HR Today Nr. 9/2016: Organisationsentwicklung

Frischzellenkur

Um die Geschwindigkeit der digitalen Transformation und den wachsenden Einfluss der nachrückenden Generation Y aufzufangen, sind in der Organisationsentwicklung neue Ansätze gefragt. Neue Wege im Austausch zwischen dem oberen Kader und jungen Nachwuchstalenten beschreitet namentlich Postfinance. Einblick in ein unkonventionelles Programm.

Nicht nur die Privatwirtschaft, auch die staatsnahen Betriebe Swisscom, SBB, Post und Postfinance spüren den Druck der Digitalisierung. In allen Fällen nutzte das Management den Umzug in neue Hauptsitze, um gleichzeitig Arbeit und Führung neu zu denken. Viele Unternehmen müssen den Wegbruch gewohnter Margen verkraften, auf neue Art und Weise mit Kunden interagieren und in neue Märkte vorstossen. Als Zielbild dient im Falle von Postfinance die Hypervernetzung – Ich habe diese 2015 gemeinsam mit den Verantwortlichen des Bereichs «Arbeitswelt» erarbeitet.
Mit Hypervernetzung bezeichnen wir die Notwendigkeit, die technische, soziale und wirtschaftliche Vernetzung der digitalen Gesellschaft auch in der Arbeitswelt abzubilden. Wichtiger als die technischen Hilfsmittel sind dabei eine Kultur der offenen Kommunikation sowie der hierarchie- und abteilungsübergreifenden Zusammenarbeit, die Kooperation mit externen Experten und Start-ups, neue Karrieremodelle sowie Räumlichkeiten, welche die neuen Formen der Zusammenarbeit unterstützen.

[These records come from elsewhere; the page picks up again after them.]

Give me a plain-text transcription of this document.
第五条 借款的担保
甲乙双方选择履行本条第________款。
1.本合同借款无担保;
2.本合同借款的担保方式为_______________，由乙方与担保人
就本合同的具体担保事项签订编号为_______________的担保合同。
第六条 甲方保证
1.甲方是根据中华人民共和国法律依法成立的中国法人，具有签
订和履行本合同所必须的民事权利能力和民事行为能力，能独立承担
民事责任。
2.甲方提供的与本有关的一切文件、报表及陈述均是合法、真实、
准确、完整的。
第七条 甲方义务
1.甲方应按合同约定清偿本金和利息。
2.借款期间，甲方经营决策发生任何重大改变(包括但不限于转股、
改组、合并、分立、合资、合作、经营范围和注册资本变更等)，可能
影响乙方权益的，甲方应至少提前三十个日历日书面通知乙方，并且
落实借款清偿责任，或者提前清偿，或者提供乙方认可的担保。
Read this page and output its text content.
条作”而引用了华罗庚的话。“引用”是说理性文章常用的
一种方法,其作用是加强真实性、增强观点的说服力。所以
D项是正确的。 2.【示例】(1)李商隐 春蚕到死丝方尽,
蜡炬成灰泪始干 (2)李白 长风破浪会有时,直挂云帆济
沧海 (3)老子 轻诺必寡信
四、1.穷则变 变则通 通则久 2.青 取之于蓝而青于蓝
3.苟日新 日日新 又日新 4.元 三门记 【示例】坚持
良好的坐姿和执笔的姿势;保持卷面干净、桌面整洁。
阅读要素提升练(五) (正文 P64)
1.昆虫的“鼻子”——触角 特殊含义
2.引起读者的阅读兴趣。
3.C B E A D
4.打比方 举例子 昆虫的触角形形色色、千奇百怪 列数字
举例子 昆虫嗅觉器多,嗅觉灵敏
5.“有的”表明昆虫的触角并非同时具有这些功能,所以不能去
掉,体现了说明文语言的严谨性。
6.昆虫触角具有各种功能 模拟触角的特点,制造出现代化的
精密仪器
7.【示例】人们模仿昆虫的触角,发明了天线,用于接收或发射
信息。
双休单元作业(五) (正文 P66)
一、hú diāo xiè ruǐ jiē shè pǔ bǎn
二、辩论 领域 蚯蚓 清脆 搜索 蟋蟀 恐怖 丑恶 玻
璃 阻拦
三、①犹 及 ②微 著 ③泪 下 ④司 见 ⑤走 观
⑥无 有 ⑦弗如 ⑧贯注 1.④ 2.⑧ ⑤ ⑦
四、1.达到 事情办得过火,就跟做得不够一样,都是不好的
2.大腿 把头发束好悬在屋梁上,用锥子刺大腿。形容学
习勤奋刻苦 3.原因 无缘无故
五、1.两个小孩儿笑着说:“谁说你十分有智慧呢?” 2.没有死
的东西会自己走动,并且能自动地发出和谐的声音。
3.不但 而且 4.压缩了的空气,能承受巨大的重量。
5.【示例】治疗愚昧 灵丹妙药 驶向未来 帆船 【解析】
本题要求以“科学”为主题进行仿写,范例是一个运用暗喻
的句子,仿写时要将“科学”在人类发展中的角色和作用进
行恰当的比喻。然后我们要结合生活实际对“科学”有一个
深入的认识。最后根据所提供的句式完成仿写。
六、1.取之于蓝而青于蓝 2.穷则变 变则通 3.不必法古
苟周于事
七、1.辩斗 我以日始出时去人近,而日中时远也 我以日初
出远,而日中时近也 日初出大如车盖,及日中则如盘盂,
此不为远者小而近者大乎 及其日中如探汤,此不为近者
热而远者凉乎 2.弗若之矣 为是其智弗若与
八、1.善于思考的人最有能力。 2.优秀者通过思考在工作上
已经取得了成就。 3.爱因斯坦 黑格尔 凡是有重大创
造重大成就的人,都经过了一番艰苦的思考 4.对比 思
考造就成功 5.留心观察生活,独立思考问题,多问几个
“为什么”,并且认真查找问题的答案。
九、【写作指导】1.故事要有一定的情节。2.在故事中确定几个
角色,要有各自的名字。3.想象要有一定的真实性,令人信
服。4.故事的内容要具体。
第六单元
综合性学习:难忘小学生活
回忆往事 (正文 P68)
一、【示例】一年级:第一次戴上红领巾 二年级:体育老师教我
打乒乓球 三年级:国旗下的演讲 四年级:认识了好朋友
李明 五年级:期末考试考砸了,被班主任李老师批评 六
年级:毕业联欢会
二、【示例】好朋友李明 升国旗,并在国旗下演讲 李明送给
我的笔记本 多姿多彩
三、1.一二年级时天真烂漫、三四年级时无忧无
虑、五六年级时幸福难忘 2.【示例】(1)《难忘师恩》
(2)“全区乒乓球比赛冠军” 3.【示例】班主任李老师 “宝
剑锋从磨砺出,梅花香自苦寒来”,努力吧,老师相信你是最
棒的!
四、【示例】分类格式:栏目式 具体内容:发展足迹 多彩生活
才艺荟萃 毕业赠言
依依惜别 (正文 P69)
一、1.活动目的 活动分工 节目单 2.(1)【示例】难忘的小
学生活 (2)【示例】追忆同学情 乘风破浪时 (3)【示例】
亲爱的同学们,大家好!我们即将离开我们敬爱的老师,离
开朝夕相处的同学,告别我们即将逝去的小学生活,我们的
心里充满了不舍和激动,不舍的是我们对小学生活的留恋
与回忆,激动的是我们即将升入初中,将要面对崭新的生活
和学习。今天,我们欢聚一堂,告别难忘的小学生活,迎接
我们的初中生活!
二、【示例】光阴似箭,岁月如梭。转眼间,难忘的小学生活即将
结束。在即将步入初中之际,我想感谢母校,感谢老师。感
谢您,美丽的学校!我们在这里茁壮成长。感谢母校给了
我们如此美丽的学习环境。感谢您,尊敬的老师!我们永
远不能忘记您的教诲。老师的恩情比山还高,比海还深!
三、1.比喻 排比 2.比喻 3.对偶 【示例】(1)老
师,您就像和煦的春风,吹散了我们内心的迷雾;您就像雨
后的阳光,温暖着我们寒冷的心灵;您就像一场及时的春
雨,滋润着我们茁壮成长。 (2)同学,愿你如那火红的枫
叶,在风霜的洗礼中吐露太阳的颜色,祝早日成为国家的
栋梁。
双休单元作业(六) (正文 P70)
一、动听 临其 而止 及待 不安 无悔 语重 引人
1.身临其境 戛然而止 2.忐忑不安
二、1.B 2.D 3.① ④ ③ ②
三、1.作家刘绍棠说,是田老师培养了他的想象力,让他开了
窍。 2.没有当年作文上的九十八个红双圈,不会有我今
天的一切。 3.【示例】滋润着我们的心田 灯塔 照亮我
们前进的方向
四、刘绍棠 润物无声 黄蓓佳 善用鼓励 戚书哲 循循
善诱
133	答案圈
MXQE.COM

Unsere Grundthese: Eine höhere Vernetzung der Aussenwelt muss eine höhere Vernetzung der Innenwelt nach sich ziehen. Denn um in der digitalen Transformation zu bestehen, braucht es eine intensivere soziale, technologische und wirtschaftliche Vernetzung: neue Kooperationsformen, neue Hilfsmittel, mehr 1:1-Begegnungen. Oder wie es Helene Müller, bei Postfinance verantwortlich für HR-Strategie und Entwicklung, formuliert: «Wir wollen Barrieren abbauen. Seien es Hierarchien, Abteilungsgrenzen oder Generationenkonflikte. Es geht darum, den gemeinsamen Nenner zu finden und dasUnternehmen weiterzubringen.»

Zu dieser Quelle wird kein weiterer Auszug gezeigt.